Infrastructure as Code (IaC) is an approach where the entire infrastructure is defined and managed through code rather than manual configuration. This enables the automation of deployment, configuration, and management processes, significantly improving speed, reliability, and scalability. Oleksandr Shevchenko, a Site Reliability Engineer with over 10 years of experience, shares how he implements IaC, the tools he uses to accelerate operations, and how he tailors his solutions to meet regulatory requirements.
Oleksandr, you work with Infrastructure as Code in a multi-cloud environment. What are the first tasks you automate when launching a new project, and why?
The first thing I do is build the foundational infrastructure: Virtual Private Cloud, IAM system, storage, CI/CD integrations, and monitoring system. I make sure networks are isolated, access rights are correctly assigned, and centralized logging is properly configured. If these aren’t in place from the beginning, you’re likely to run into problems early on — for example, open ports, excessive permissions for certain employees, lack of logging for critical system components, etc.

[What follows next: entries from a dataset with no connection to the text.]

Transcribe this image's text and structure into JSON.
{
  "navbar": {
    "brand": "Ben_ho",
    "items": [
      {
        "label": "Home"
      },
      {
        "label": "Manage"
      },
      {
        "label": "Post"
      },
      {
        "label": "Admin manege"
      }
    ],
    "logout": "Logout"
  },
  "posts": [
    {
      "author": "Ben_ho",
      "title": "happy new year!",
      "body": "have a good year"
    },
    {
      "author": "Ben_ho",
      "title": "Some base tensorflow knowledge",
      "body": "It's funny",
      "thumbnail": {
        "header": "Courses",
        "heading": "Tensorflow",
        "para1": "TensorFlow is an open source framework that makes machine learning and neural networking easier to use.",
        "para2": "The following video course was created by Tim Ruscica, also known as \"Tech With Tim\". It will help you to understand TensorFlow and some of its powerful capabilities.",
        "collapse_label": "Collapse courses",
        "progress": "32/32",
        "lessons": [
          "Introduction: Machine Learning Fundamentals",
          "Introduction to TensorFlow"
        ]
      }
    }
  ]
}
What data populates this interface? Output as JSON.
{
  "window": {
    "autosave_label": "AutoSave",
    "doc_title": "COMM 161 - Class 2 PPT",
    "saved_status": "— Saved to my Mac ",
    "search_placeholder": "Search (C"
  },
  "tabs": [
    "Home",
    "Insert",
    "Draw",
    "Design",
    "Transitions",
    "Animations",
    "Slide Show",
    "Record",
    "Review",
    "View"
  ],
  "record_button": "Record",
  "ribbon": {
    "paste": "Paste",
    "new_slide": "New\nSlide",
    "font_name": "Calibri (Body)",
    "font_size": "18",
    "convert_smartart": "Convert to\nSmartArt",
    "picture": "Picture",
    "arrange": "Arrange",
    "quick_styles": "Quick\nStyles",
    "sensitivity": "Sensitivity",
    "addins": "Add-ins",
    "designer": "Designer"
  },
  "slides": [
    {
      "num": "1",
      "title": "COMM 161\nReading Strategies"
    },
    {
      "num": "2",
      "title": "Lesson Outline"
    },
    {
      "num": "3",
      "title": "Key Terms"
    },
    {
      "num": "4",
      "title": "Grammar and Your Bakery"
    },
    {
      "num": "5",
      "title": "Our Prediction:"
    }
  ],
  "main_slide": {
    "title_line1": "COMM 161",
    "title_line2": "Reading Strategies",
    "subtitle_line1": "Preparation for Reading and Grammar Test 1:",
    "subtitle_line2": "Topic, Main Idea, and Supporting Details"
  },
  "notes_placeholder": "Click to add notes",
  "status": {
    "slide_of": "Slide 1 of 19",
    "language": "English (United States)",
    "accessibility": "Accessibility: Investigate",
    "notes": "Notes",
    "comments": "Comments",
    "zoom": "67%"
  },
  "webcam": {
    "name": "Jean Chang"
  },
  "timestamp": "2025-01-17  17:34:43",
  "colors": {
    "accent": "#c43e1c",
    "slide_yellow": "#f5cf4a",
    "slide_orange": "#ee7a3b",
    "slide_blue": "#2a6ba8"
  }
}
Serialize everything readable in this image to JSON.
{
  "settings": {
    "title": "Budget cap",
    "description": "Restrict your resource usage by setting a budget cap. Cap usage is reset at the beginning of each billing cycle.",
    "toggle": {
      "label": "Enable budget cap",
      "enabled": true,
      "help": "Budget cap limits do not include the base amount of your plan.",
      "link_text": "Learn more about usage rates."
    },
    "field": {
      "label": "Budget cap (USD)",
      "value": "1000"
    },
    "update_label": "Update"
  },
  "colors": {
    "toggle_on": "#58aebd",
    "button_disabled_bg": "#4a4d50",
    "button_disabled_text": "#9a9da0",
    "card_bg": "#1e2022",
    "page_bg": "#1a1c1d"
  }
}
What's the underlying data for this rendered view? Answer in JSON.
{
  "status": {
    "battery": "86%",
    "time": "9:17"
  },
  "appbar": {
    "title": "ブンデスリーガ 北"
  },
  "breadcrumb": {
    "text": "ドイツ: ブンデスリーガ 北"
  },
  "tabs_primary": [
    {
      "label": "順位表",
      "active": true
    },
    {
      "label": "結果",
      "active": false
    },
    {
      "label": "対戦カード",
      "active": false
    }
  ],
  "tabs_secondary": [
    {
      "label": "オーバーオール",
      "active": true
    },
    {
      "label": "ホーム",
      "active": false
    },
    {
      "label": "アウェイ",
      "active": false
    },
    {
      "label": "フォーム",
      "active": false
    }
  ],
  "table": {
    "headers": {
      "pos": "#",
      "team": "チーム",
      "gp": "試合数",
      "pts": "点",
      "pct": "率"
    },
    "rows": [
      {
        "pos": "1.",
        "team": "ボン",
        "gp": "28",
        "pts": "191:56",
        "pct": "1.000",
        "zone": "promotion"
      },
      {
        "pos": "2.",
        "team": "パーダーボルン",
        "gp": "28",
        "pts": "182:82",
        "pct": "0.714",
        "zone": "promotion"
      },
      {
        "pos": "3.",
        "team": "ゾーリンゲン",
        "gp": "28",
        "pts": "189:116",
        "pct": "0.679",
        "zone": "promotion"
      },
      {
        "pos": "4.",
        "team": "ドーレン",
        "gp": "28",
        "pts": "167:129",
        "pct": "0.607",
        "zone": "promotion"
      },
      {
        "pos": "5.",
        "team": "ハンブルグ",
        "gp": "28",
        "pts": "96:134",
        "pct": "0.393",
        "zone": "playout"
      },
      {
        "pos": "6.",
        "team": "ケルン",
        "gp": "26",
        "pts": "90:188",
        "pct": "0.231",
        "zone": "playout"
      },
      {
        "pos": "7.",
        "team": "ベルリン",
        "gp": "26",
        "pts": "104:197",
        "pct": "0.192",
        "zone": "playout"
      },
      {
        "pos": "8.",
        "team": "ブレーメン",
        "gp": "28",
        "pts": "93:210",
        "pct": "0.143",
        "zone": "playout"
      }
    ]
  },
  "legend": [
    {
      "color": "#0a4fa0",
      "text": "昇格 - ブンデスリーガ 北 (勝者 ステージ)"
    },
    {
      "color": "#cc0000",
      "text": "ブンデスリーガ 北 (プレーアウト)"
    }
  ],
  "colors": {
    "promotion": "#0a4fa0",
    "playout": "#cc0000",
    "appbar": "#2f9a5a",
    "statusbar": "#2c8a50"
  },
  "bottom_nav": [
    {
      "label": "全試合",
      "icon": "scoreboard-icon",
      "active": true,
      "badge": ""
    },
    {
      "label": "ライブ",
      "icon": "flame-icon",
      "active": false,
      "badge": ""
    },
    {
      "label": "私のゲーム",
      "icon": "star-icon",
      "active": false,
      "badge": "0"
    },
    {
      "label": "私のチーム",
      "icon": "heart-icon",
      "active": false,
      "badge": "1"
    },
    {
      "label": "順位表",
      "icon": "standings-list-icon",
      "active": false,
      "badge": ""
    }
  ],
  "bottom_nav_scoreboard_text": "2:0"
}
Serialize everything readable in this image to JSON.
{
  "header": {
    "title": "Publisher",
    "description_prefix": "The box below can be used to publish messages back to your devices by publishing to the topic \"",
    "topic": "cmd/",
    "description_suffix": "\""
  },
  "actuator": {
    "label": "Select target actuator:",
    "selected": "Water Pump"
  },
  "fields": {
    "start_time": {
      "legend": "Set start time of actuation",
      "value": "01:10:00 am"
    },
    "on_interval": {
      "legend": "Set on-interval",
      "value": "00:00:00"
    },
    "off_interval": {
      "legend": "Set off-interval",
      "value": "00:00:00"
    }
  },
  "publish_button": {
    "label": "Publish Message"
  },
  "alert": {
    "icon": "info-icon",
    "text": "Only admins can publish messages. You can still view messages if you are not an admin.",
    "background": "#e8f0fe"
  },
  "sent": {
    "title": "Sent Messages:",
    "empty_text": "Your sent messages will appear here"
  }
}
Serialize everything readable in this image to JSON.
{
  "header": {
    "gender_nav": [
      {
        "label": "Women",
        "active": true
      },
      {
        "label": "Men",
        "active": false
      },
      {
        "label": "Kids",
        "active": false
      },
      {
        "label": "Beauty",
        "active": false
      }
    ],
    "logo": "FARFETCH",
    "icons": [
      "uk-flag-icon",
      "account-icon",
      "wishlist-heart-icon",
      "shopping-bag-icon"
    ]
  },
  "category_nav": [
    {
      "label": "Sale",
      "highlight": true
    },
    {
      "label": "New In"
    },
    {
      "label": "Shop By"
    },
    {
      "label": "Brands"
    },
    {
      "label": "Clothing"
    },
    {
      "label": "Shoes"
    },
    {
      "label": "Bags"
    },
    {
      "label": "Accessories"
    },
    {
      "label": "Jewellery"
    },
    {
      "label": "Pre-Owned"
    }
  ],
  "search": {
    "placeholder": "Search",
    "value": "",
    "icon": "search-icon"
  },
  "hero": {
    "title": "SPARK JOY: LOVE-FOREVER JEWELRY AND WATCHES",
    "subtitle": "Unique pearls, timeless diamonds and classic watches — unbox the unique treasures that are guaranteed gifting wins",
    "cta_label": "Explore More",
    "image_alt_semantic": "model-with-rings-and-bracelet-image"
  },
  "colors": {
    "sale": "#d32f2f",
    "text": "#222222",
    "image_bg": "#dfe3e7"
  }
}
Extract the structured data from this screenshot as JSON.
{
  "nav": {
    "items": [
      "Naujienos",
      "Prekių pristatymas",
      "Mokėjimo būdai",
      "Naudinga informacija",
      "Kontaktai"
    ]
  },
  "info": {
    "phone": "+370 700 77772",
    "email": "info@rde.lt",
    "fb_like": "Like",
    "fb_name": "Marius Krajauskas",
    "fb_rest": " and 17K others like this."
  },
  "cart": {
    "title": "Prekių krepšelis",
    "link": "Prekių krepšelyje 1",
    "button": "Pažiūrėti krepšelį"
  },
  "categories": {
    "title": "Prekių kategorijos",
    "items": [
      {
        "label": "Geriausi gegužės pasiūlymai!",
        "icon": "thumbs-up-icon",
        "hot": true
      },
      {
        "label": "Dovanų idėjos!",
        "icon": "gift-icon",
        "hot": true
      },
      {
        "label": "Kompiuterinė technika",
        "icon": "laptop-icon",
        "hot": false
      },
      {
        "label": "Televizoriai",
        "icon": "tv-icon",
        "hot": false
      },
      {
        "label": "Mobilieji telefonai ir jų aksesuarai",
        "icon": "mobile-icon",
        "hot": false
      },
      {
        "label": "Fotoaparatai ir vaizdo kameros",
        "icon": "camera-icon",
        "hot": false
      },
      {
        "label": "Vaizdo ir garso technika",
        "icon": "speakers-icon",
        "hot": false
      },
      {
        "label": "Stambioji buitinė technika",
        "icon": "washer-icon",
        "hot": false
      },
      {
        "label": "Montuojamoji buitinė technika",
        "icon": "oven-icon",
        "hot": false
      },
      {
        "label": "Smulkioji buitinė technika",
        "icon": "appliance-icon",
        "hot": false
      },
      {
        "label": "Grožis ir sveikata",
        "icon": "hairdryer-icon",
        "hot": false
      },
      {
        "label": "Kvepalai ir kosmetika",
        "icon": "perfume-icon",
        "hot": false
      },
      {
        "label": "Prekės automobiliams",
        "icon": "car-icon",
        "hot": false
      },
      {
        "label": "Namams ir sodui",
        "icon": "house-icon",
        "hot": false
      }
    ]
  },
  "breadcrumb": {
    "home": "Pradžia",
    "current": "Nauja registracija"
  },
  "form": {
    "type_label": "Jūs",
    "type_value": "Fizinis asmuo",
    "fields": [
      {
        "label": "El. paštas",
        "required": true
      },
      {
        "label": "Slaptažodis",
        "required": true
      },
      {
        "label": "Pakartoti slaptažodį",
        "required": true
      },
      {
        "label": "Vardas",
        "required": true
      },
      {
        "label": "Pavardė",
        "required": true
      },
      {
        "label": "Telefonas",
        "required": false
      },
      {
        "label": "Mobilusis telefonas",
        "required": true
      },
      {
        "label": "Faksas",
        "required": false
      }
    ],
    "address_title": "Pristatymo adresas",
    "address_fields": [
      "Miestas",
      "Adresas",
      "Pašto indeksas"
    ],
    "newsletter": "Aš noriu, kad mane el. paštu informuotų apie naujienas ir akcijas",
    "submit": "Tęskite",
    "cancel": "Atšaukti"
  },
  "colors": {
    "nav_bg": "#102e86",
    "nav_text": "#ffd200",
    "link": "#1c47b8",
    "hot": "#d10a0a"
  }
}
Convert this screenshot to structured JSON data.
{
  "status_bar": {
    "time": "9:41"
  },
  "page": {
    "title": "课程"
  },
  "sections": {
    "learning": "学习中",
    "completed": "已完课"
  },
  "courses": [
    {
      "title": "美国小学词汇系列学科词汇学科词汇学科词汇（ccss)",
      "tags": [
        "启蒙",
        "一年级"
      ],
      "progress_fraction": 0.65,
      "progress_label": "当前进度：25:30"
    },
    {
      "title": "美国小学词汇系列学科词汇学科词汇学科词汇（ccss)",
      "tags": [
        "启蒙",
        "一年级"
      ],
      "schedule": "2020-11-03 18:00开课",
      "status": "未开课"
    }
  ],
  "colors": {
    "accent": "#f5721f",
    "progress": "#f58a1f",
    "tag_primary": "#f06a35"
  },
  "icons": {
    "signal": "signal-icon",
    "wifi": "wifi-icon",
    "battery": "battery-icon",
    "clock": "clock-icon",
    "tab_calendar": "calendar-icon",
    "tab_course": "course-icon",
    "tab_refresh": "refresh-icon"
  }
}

After that, I deploy clusters (EKS, GKE), which all subsequent applications in the cluster will rely on. This stage ensures a clear entry point and reproducible environments. Without it, we risk losing valuable time if the infrastructure goes down or a force majeure event occurs.
To manage cloud resources, I use Terraform and Terragrunt. These tools help automate deployments, structure the code, and maintain transparency throughout development. This speeds up the work significantly and keeps every team member informed about all significant changes.
So, you’re actively using Terraform and Terragrunt in both GCP and AWS. Based on your experience, what makes this combination particularly effective in a multi-cloud architecture?
This combination offers both flexibility and structure. Terraform alone is great for rapidly deploying infrastructure and preserving environment parameters. Even if something happens on the cloud provider’s side, you can quickly recover by redeploying the infrastructure in another region or even with another provider using Terraform. It also helps keep resources organized, which simplifies optimization and iteration.
However, as you scale — especially across multiple clouds — an additional tool becomes essential: Terragrunt. It centralizes variables, enforces a DRY (Don’t Repeat Yourself) code structure, and — most importantly — helps manage differences between environments and providers.
This allows us to use a unified structure and configuration logic. While Terraform modules are cloud-specific (AWS or GCP), Terragrunt enables us to call the necessary modules with the right set of variables and maintain a coherent project structure. This simplifies onboarding for new teams and reduces the risk of human error when switching between projects.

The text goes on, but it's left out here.